Los paralelismos entre el referéndum de 1975 y el actual confirman la existencia de una tangente: la economía. La permanencia triunfó en el primer referéndum porque el mensaje de que el mercado común mejoraría sus perspectivas caló en el electorado, mientras que este 23 de junio, el frente a favor de la continuidad se ha jugado su estrategia al comodín económico.
En ambos casos, además, el gobierno de turno tuvo que hacer frente a un importante descontento ciudadano, si bien hace cuatro décadas el ejecutivo que había prometido el plebiscito era laborista, por entonces, el partido crítico con el proyecto comunitario. Cuarenta años después, las dos principales formaciones británicas se han intercambiado los papeles y son los conservadores quienes encarnan el euroescepticismo.

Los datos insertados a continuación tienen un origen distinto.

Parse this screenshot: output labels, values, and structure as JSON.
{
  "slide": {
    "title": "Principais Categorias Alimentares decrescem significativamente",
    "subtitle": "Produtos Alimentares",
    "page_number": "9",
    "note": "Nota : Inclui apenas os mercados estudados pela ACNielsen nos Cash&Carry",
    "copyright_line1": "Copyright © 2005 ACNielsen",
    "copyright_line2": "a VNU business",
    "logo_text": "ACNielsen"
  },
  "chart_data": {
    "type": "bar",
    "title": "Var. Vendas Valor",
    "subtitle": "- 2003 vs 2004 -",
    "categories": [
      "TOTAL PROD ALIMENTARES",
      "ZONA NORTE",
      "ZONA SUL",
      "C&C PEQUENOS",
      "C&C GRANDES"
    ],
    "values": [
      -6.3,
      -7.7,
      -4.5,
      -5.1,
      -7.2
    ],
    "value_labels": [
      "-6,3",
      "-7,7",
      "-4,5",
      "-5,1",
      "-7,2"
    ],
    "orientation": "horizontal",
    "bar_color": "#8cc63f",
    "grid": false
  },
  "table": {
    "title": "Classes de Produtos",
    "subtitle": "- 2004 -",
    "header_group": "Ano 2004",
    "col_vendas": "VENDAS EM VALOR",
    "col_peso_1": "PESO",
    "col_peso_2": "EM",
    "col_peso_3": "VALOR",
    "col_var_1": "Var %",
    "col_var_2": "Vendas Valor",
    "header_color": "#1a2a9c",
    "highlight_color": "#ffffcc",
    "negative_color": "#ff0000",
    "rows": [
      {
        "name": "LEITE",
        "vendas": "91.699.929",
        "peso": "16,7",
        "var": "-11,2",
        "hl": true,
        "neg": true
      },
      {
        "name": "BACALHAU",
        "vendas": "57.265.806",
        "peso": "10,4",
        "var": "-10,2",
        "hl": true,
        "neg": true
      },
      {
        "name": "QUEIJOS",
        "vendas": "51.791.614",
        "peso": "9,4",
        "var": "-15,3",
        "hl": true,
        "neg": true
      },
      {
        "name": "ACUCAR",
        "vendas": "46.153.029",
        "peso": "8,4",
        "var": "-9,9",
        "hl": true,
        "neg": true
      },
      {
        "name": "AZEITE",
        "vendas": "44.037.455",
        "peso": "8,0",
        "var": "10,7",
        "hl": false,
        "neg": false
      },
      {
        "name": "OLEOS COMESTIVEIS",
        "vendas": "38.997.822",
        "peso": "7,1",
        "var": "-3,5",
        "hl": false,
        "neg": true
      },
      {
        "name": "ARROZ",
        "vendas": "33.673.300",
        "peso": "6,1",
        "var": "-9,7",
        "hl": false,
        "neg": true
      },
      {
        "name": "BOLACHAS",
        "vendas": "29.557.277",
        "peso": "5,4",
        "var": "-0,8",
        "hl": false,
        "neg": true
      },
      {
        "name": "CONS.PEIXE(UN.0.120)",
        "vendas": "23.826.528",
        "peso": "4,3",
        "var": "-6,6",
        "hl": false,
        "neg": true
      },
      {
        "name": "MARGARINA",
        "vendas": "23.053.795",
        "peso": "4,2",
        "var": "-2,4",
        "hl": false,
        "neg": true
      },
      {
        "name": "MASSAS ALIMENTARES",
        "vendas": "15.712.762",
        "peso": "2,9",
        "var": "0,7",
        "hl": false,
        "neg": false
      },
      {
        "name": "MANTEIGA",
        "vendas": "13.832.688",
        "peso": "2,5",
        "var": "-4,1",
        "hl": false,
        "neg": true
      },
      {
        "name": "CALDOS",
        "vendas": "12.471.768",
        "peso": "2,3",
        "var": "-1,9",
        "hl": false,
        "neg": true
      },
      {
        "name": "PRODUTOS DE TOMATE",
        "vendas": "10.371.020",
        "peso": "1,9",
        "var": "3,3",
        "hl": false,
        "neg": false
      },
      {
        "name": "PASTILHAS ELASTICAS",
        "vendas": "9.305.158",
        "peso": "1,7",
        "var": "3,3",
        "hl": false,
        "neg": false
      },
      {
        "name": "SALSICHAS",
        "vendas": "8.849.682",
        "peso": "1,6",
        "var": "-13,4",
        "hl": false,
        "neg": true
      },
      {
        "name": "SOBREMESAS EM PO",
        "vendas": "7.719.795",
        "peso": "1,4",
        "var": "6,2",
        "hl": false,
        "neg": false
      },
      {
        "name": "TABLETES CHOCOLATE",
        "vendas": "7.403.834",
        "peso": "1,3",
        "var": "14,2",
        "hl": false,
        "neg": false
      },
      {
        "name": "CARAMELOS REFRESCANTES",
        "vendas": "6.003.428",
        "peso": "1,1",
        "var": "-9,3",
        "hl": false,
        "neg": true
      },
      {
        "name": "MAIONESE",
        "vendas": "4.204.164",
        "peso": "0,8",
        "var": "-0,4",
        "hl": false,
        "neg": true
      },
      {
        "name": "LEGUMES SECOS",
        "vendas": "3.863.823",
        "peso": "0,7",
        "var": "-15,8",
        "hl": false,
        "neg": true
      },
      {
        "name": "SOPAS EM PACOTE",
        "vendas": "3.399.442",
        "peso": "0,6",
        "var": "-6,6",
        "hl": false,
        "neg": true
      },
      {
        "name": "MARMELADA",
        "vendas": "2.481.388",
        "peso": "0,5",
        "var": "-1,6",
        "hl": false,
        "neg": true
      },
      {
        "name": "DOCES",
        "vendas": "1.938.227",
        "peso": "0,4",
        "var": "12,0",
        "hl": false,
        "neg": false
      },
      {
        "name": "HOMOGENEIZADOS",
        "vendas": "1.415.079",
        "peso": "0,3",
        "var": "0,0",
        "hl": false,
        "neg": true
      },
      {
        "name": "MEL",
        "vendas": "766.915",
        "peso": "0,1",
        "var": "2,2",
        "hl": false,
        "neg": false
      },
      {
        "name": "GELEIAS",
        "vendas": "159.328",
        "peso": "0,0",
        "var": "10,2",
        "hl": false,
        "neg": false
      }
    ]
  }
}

Como consecuencia, el primer ministro por entonces, Harold Wilson, se convirtió en objeto de crítica en sus propias filas, al igual que el actual, el conservador David Cameron, ha tenido que gestionar la ira de un partido tan dividido que su continuidad podría quedar en entredicho incluso de triunfar la permanencia.
CRÍTICAS EN CASA
Como Wilson, Cameron negoció en Bruselas unos acuerdos que no han gustado en casa, por lo a que ninguno le quedó más alternativa que autorizar libertad para ir en contra de la posición oficial, una decisión necesaria, pero con consecuencias nefastas para la cohesión de sus respectivos gabinetes.
Si el 'premier' contemporáneo padecía ya los temblores de la disensión, el referéndum ha brindado una oportunidad de oro para expresar las frustraciones con su gestión. Como resultado, la primera consulta desde 1975 ha erosionado el dique de contención de unas divisiones que superan el ámbito de Europa, puesto que los críticos han ganado espacio para expresar su descontento sin sufrir necesariamente medidas disciplinarias.
Como rivales naturales, conservadores y laboristas muestran una particular equivalencia en las cuatro décadas transcurridas entre referéndums: la apasionada campaña que Margaret Thatcher libró como líder de la oposición se corresponde actualmente con el inaudito despliegue de unidad del Laborismo, una formación que hasta hace poco batallaba públicamente por acomodar la autoridad de Jeremy Corbyn.
PERSPECTIVAS DIFERENTES
La percepción sobre la trascendencia de la votación, por el contrario, ha variado significativamente. En 1975 la elección era fundamentalmente económica, lo que permitió que la ratificación de la Comunidad Económica Europea, pese a no levantar pasiones, obtuviese un rotundo 67,2 por ciento en un país que luchaba aún por superar una crisis que, tan sólo un año después, lo obligó a solicitar la ayuda del Fondo Monetario Internacional (FMI).
Actualmente, sin embargo, la decisión afecta al lugar de Reino Unido en el orden internacional de este arranque de milenio y el encaje entre la protección de una soberanía que reclama a pie de calle y su presencia en un bloque que tiende a una cada vez mayor integración.
Paralelamente, cuestiones de alto voltaje social, como la influencia de la inmigración, las esencias democráticas y dónde reside el poder, añaden aristas a una consulta con severas consecuencias para el proyecto comunitario, que a diferencia de 1975, cuando Londres era el enfermo de Europa, podría perder a la segunda economía del continente.